Darin offenbart sich wiederum ein widersprüchliches Verhältnis zwischen Selbst- und Fremdbestimmung im Arbeitsverhältnis. Denn die Arbeitgebenden treten zunehmend in den Hintergrund und entziehen sich so den Anliegen der Fahrer*innen sowie ihrer Interessenvertretung. Dadurch ist nicht nur der Zugriff auf die Arbeitgebenden erschwert. Die App verschleiert auch andere Rahmenbedingungen der Arbeit, wie die Intransparenz bei der Berechnung der Boni zeigt.

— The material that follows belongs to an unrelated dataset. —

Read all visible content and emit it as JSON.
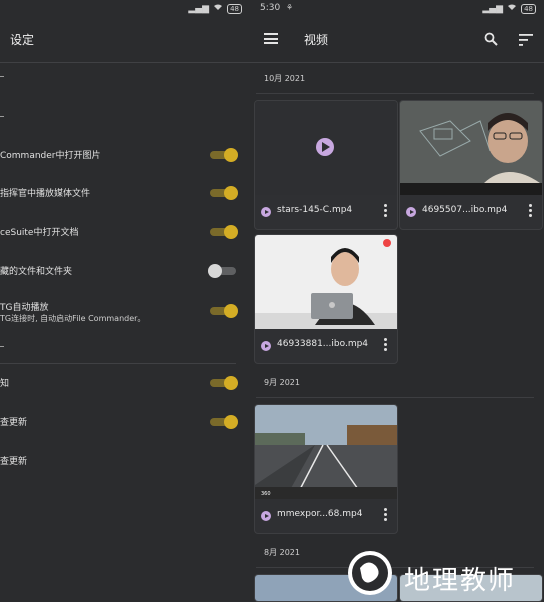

An 3 Punkten kann veranschaulicht werden, dass die Arbeitsbedingungen in der Gig Economy eine räumliche Komponente haben. Erstens gibt es Unterschiede bei der Gründung von Betriebsräten für die einzelnen Einsatzgebiete. Während das in Münster gelang, sind solche Initiativen der Fahrer*innen nicht überall von Erfolg gekrönt. Zweitens unterhält Lieferando nicht in allen Einsatzgebieten Hubs zur Bereitstellung von Arbeitsmaterialien. In Münster kritisieren die Fahrer*innen in diesem Zusammenhang die vergleichsweise schlechte Versorgung mit Kleidung, Rucksäcken und E‑Fahrrädern. Drittens gewinnt in der Gig Economy der digitale Raum stark an Bedeutung für das Verhältnis zwischen Arbeitnehmer*innen und Arbeitgebenden. Wegen der Gefahr der Unterwanderung von Arbeitsstandards und der Entstehung prekärer Beschäftigungsverhältnisse sollte diese Entwicklung in Zukunft im Auge behalten werden.

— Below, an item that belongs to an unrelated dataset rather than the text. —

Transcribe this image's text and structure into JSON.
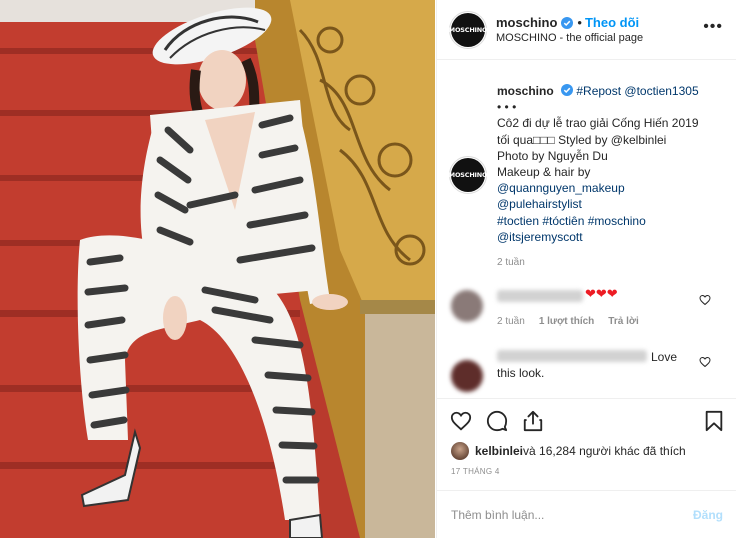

Gerade aus diesem Grund sind die Bemühungen von Lieferando, die Gründung lokaler Betriebsräte zu verhindern, kritisch zu beurteilen. Um zu verhindern, dass die Arbeitsbedingungen in der Gig Economy weiter zu Ungunsten der Beschäftigten kippen, müssen regulierende Instanzen die Entwicklungen im Blick behalten.

Anhand verschiedener Beispiele konnte die Verlagerung der Verantwortung zu Lasten der Fahrer*innen aufgezeigt werden. So wird von diesen verlangt, dass sie funktionsfähige Arbeitsgeräte wie Smartphones und z. T. Fahrräder selbst bereitstellen. Auch beim Thema Arbeitsschutz ist eine Verschiebung auf die Gig Worker erkennbar. Zur Erhöhung der Verkehrssicherheit wären regelmäßige Kontrollen der Fahrräder wünschenswert, z. B. in Kooperation mit lokalen Fahrradwerkstätten. Zudem sollten Fahrer*innen eine angemessene Entschädigung für eingebrachte Arbeitsmittel erhalten.

Ein Beispiel der Selbstorganisation sind die von den Fahrer*innen selbst initiierten Formen des Austauschs. So ermöglicht die WhatsApp-Gruppe einiger Fahrer*innen neben der Verbreitung von Informationen und der Vermittlung schneller Hilfeleistungen insbesondere auch eine kritische Auseinandersetzung mit den konkreten Arbeitsbedingungen.